But you didn’t see what people were doing to us. They didn’t show it. They burned our ranch four times, and we are in a high fire region in the middle of summer. They also tried to kidnap Bhagwan and my daughter. We caught them and handed them over to the police. And this drive to catch them, we did it together with the State Police. Not the Rajneesh police alone, State Police. They kept them for one week in prison before setting them free and they didn’t even take up a complaint.

Then they bombed our hotel, and came to bomb Rajneeshpuram. But in the middle of the night I called my staff and said, “something is not right on the ranch, please go look around”.  Suddenly, in the middle of the night they saw so much activity – cars going out of Rajneeshpurum and to the hotel in Portland, and there, in the morning it exploded.

Sheela

“It is not good enough, you are not tough enough.” That was my training.

sheela looks into a mirror

(cont’d)

You don’t know this, but everytime we would be on the state roads, the ranchers would come and try to run us off our vehicles. We had registered an amount of claims and nothing was done. On top of it, we had a state mediator to bridge the gap but they were not ready. Then they tried to take our children and give them to foster parents, and there I said, “now you touch any of our children, and I will be a lioness”.  We had done nothing illegal in that ranch. All the weapons were legal.

You were trained by the FBI?

We were trained by Sannyasins – one man was an Israeli soldier, another was an American soldier. One was South African, and there was another one, I can’t remember anymore. So four people were our trainers and before we touched any of the weapons, we respected them with our prayers and our meditative feelings. We were not to touch the weapons without it.

Was the media to blame?

 The media at that time in Oregon, all the newspapers, all the stations were a solely Republican media, because it was the Reagan-Bush era, If we had been in a democratic situation, this would not have happened, or at least not so blatantly. But nobody tells you this , and Reagan was asking his cabinet people ‘have you done something about the red people?” They used to call us the red people in red heels.

Was race ever an issue?

In our community no. Well I was dark, they didn’t like foreigners, and I was a woman. So in our community there was never an issue, but outside of it I’m sure. I didn’t pay any attention to it.

II. THE HAND THAT FEEDS


 

Sheela

Sheela was a household name, when you wanted something done you used Sheela’s name.

In a way you were not only managing people’s lives, you were also managing their expectations of spiritual and existential fulfilment. How did you deal with this burden of responsibility?
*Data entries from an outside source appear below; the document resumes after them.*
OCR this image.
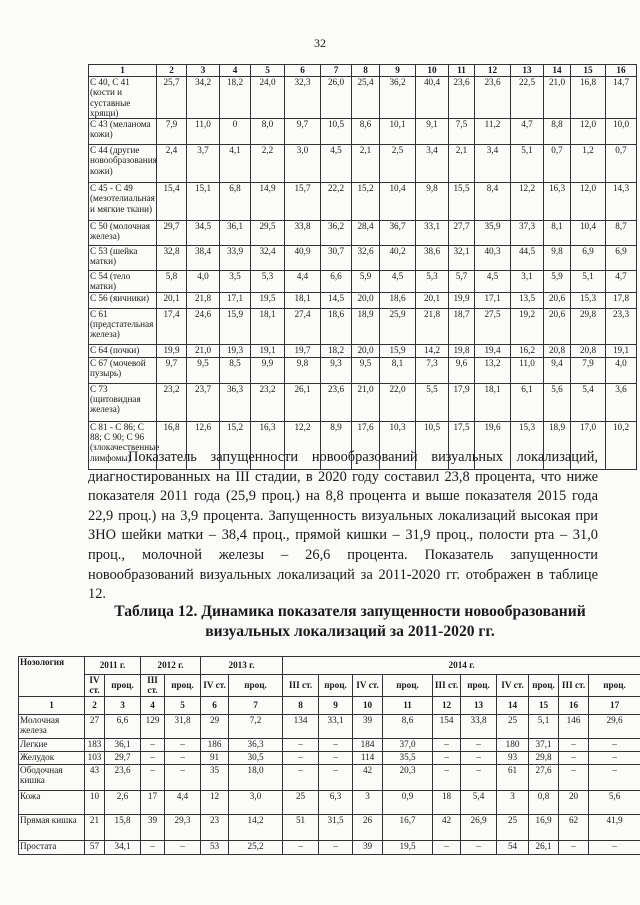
32
1	2	3	4	5	6	7	8	9	10	11	12	13	14	15	16
С 40, С 41 (кости и суставные хрящи)	25,7	34,2	18,2	24,0	32,3	26,0	25,4	36,2	40,4	23,6	23,6	22,5	21,0	16,8	14,7
С 43 (меланома кожи)	7,9	11,0	0	8,0	9,7	10,5	8,6	10,1	9,1	7,5	11,2	4,7	8,8	12,0	10,0
С 44 (другие новообразования кожи)	2,4	3,7	4,1	2,2	3,0	4,5	2,1	2,5	3,4	2,1	3,4	5,1	0,7	1,2	0,7
С 45 - С 49 (мезотелиальная и мягкие ткани)	15,4	15,1	6,8	14,9	15,7	22,2	15,2	10,4	9,8	15,5	8,4	12,2	16,3	12,0	14,3
С 50 (молочная железа)	29,7	34,5	36,1	29,5	33,8	36,2	28,4	36,7	33,1	27,7	35,9	37,3	8,1	10,4	8,7
С 53 (шейка матки)	32,8	38,4	33,9	32,4	40,9	30,7	32,6	40,2	38,6	32,1	40,3	44,5	9,8	6,9	6,9
С 54 (тело матки)	5,8	4,0	3,5	5,3	4,4	6,6	5,9	4,5	5,3	5,7	4,5	3,1	5,9	5,1	4,7
С 56 (яичники)	20,1	21,8	17,1	19,5	18,1	14,5	20,0	18,6	20,1	19,9	17,1	13,5	20,6	15,3	17,8
С 61 (предстательная железа)	17,4	24,6	15,9	18,1	27,4	18,6	18,9	25,9	21,8	18,7	27,5	19,2	20,6	29,8	23,3
С 64 (почки)	19,9	21,0	19,3	19,1	19,7	18,2	20,0	15,9	14,2	19,8	19,4	16,2	20,8	20,8	19,1
С 67 (мочевой пузырь)	9,7	9,5	8,5	9,9	9,8	9,3	9,5	8,1	7,3	9,6	13,2	11,0	9,4	7,9	4,0
С 73 (щитовидная железа)	23,2	23,7	36,3	23,2	26,1	23,6	21,0	22,0	5,5	17,9	18,1	6,1	5,6	5,4	3,6
С 81 - С 86; С 88; С 90; С 96 (злокачественные лимфомы)	16,8	12,6	15,2	16,3	12,2	8,9	17,6	10,3	10,5	17,5	19,6	15,3	18,9	17,0	10,2

Показатель запущенности новообразований визуальных локализаций, диагностированных на III стадии, в 2020 году составил 23,8 процента, что ниже показателя 2011 года (25,9 проц.) на 8,8 процента и выше показателя 2015 года 22,9 проц.) на 3,9 процента. Запущенность визуальных локализаций высокая при ЗНО шейки матки – 38,4 проц., прямой кишки – 31,9 проц., полости рта – 31,0 проц., молочной железы – 26,6 процента. Показатель запущенности новообразований визуальных локализаций за 2011-2020 гг. отображен в таблице 12.

Таблица 12. Динамика показателя запущенности новообразований
визуальных локализаций за 2011-2020 гг.

Нозология	2011 г.		2012 г.		2013 г.		2014 г.									
	IV ст.	проц.	III ст.	проц.	IV ст.	проц.	III ст.	проц.	IV ст.	проц.	III ст.	проц.	IV ст.	проц.	III ст.	проц.
1	2	3	4	5	6	7	8	9	10	11	12	13	14	15	16	17
Молочная железа	27	6,6	129	31,8	29	7,2	134	33,1	39	8,6	154	33,8	25	5,1	146	29,6
Легкие	183	36,1	–	–	186	36,3	–	–	184	37,0	–	–	180	37,1	–	–
Желудок	103	29,7	–	–	91	30,5	–	–	114	35,5	–	–	93	29,8	–	–
Ободочная кишка	43	23,6	–	–	35	18,0	–	–	42	20,3	–	–	61	27,6	–	–
Кожа	10	2,6	17	4,4	12	3,0	25	6,3	3	0,9	18	5,4	3	0,8	20	5,6
Прямая кишка	21	15,8	39	29,3	23	14,2	51	31,5	26	16,7	42	26,9	25	16,9	62	41,9
Простата	57	34,1	–	–	53	25,2	–	–	39	19,5	–	–	54	26,1	–	–
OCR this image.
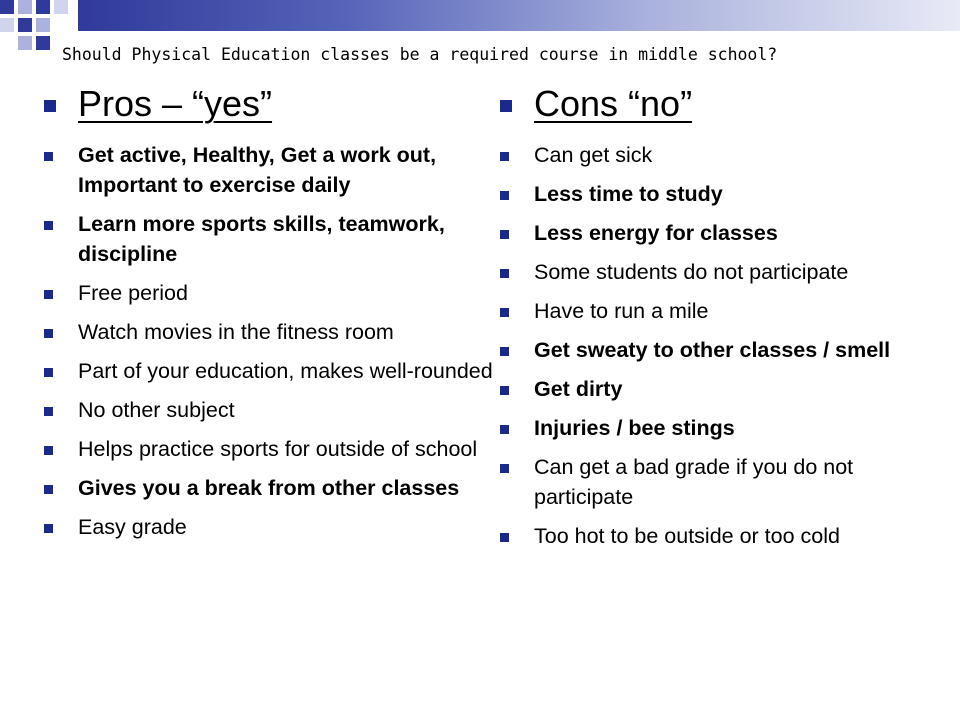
Should Physical Education classes be a required course in middle school?
Pros – “yes”
Get active, Healthy, Get a work out, Important to exercise daily
Learn more sports skills, teamwork, discipline
Free period
Watch movies in the fitness room
Part of your education, makes well-rounded
No other subject
Helps practice sports for outside of school
Gives you a break from other classes
Easy grade
Cons “no”
Can get sick
Less time to study
Less energy for classes
Some students do not participate
Have to run a mile
Get sweaty to other classes / smell
Get dirty
Injuries / bee stings
Can get a bad grade if you do not participate
Too hot to be outside or too cold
Miracle. I cannot say anything else. I did not sit and think about it. I’ll give you an example, when we would have festivals, people would come from all over the world to visit Bhagwan. I knew how much I was in love with Bhagwan, and I saw this in every one of them, the same love for Bhagwan. I thought, “now, if I was coming to my lover’s house, what would I expect?” So we put a little rose on everybody’s pillow when they arrived. It was a small thing, but my team said, ‘great idea’, we did it. Just in this manner, people came to visit me as Bagwhan’s secretary. I had a nice spa in my house, a big jar or chocolate chip cookies, because I was sort of a house mother. So if people came, they could have coffee, tea or a glass of beer, or a glass of wine and chocolate cookies there, what they wanted. It was like what I would expect if I went to my mother’s house, how my mother would prepare feasts for us. I was just copying those feelings. That in itself became a miracle.

Sheela

I could move mountains, I was a woman of energy in love. I was an oil well, put in energy form.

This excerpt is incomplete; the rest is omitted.